Petali di gelsomino, corolle di magnolia
sul volto fragrante di trasfigurazione.
Zaffiri e ambra attorno al collo,
un giglio tra i capelli. La luna.
Splendore nel cielo blu pavone.
 
    Al felice ritmo incalzante la metamorfosi si sarebbe compiuta.
    L’io parallelo stava per incarnarsi in lei.
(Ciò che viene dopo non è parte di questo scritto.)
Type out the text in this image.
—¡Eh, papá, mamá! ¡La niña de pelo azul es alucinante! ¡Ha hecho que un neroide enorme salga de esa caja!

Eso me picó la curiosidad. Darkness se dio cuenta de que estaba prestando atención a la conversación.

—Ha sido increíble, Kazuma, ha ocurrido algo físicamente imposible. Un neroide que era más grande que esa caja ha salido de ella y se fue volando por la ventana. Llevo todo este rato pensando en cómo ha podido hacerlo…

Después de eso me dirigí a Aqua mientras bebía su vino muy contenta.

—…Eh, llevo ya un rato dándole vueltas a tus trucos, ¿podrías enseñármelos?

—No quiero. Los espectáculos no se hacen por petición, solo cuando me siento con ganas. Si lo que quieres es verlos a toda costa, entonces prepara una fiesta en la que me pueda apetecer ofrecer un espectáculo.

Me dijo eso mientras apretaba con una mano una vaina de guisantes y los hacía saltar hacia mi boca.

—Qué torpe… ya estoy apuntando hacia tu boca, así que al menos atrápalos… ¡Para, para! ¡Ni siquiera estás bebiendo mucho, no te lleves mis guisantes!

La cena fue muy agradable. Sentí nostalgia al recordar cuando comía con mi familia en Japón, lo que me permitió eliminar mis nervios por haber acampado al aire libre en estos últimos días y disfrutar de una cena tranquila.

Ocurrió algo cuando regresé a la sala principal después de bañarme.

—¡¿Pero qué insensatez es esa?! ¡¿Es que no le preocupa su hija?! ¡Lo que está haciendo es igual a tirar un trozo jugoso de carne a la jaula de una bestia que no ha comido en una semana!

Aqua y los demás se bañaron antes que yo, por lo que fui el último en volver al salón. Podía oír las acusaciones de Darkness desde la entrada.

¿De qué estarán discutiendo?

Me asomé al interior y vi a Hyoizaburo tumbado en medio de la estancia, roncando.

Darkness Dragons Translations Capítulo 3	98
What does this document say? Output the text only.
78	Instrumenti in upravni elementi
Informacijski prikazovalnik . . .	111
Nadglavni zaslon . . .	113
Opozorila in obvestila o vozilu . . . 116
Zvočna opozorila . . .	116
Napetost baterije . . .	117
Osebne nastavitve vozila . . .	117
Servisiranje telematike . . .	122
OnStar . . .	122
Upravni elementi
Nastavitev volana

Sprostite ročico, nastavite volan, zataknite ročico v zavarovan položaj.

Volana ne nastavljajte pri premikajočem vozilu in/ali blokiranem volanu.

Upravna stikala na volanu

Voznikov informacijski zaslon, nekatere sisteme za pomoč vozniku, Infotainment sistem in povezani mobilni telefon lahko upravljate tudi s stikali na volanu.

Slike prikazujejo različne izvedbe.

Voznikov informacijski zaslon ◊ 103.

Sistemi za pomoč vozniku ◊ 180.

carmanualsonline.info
    I profili coincidevano.
    L’Adela-obbrobrio da fiera cedeva al clone perfetto.
 
    Di colpo, con un vibrìo di mantide che distende le elitre per conquistare l’aria, gorgogliando mugugni metallici, Albina si girò verso la figlia e annaspò dal suo torpore. Quasi all’automa fosse stata data una carica diversa, forse per un riassetto del meccanismo o per un motivo enigmatico di scambi avulso alla comprensione umana. Le sorrise con le labbra tese sulle gengive ceree, intercettò le mani vicinissime al suo collo, le baciò, mosse il mento spingendo oltre la grata della clausura fisica parole estratte da residui di memoria:
«Adela, angelo mio, ho sete. Dammi da bere!».
 
    Adela trasalì, ritrasse le braccia e le lasciò ricadere. La voce della madre le assediò il cervello, vi si insinuò con il lezzo di cui era zuppo l’ambiente. Angelo…, angelo…, angelo…, echeggiava la voce familiare, a cerchi concentrici, come quelli originati da un sasso scagliato in uno stagno. Cerchi famelici, cannibali di altri cerchi. Morgane svanenti al bordo della sua ebbrezza allucinata. Angelo…, ansimava la voce stringendola in solidissime catene. Chiuse gli occhi e si consegnò alla massa di odori e suoni, mentre il coagulo assassino che le aveva intorbidato il cuore si volatilizzava in una caligine scialba.
    E gravitò nella sua coscienza.
    Sopraffatta da un rimorso di calce viva.
 
    Quando le cose risorsero dalla loro morte effimera e furono sagome ordinarie, arredi del carcere domestico, Adela versò dell’acqua nel bicchiere sul comodino, sollevò la testa di Albina e la aiutò a bere.
    Senza guardarla.
    O meglio: senza vederla.
    Rimuovendo il germe del clone perfetto ci sarebbe riuscita.
    A non vederla.
    Niente copioni, apparati scenici, imbrogli delle belle statuine, labirinti onirici, simulazioni, voli.
    Niente di niente.
    Si sarebbe disintossicata da quelle suggestioni. Estraendo l’antidoto dal loro stesso veleno e assumendolo respiro a respiro, pelle a pelle.
 
    Tutto ritornava a posto. Le radici del mondo si assestavano nei loro alvei, e lei, zittito il demone interiore, ripercorreva con le pupille bianche di rassegnazione il limitato perimetro del giorno dopo giorno.
    Battuta per sempre. E reclusa senza appello.
    Tra i mefitici miasmi della tana di Albina.